Editorial: Stab Wound to Obamacare
The appointment of Congressman Tom Price to lead the Department of Health and Human Services is the stab wound to President Obama's program
Since the Affordable Care Act (ACA) was passed, striking it down was a Republican priority. The piece of legislation produced visceral hatred because it was seen as an expansion of the federal government instead of valuing the fact that it reduced the number of people without health insurance to historically low levels in the U.S. Ideological principle prevailed over the indisputable benefits.
The appointment of Congressman Tom Price to lead the Department of Health and Human Services is the stab wound to President Obama’s program, the same that allowed 20 million citizens and working legal residents to have the peace of mind of having health coverage.

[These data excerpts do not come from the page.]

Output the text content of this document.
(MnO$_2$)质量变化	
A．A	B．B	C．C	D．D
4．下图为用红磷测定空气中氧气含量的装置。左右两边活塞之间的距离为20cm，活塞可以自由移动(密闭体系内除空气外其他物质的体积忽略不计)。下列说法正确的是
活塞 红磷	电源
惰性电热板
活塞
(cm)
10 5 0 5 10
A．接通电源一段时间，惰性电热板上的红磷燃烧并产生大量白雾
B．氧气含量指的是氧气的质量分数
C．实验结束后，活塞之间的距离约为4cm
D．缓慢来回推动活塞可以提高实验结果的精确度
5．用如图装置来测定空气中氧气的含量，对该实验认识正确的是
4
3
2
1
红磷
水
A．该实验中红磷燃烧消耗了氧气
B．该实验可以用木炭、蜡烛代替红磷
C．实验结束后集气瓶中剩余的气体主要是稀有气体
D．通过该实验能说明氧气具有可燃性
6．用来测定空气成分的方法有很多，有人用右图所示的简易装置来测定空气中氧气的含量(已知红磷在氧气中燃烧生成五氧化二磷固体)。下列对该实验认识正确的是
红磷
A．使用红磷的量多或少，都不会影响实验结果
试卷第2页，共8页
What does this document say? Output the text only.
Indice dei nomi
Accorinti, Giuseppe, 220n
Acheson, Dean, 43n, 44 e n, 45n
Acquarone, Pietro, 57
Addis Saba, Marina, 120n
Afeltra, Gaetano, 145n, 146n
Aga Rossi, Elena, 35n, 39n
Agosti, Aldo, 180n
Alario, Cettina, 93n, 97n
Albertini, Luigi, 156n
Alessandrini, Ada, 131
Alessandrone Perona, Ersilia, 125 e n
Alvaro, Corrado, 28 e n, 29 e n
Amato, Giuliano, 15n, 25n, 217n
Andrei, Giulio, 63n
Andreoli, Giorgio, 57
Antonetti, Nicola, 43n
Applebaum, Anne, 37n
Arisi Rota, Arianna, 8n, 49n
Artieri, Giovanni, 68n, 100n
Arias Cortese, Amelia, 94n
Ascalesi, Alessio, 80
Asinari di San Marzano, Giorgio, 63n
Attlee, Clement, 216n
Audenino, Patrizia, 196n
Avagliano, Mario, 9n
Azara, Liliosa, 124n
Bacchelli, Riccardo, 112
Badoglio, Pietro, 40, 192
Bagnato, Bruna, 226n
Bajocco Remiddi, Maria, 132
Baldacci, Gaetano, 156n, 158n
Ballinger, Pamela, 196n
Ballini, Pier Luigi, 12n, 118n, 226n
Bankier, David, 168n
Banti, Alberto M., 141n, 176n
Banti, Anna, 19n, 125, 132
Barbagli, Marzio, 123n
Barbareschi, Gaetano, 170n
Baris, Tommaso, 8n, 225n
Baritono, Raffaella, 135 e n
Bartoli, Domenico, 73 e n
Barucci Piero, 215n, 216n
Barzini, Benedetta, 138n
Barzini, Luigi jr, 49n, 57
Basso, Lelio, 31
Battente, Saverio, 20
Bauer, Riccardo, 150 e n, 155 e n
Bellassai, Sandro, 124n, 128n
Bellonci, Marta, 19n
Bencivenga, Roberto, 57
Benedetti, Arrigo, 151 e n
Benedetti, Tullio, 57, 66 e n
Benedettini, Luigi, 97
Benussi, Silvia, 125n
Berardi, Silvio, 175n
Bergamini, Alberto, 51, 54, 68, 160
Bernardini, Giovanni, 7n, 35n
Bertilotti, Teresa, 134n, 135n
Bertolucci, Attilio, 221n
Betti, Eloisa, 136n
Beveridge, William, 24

The ACA, or Obamacare, has several issues. These stem from the difficulty of wanting to improve one aspect of the extremely complex U.S. medical system but not the rest of it; from the GOP opposition in states that sabotaged its implementation, and from Congress’s refusal to make the necessary adjustments that arise with legislation of this sort. If any doubts about the animosity against the law remain, we must remember that the lower chamber voted to repeal it 60 times in six years.
For Republicans, eliminating and replacing the ACA means restoring the doctor-patient relationship when the time comes to make decisions, taking the government out of the equation. However, it was never that way.
This romantic vision ignores the fact that neither doctors nor patients used to decide whether to perform a treatment or prescribe a drug. It was health insurance companies who made these decisions, accepting or rejecting charges with no control. That is the past to which they want to return.
The health insurance industry was one of the areas most impacted by Obamacare. They were the ones who had to offer coverage to patients with pre-existing conditions, who were not allowed to raise their premiums more than three-fold or the deductibles for the youngest and oldest patients, and they were forced to provide a minimum coverage package.
All this disappears if ACA is replaced by Price’s health law, the only one to ever reach Obama and which the president vetoed. The rhetoric about putting patients first – when their health will be left to the financial convenience of the insurance industry, as they intend to do now – is false.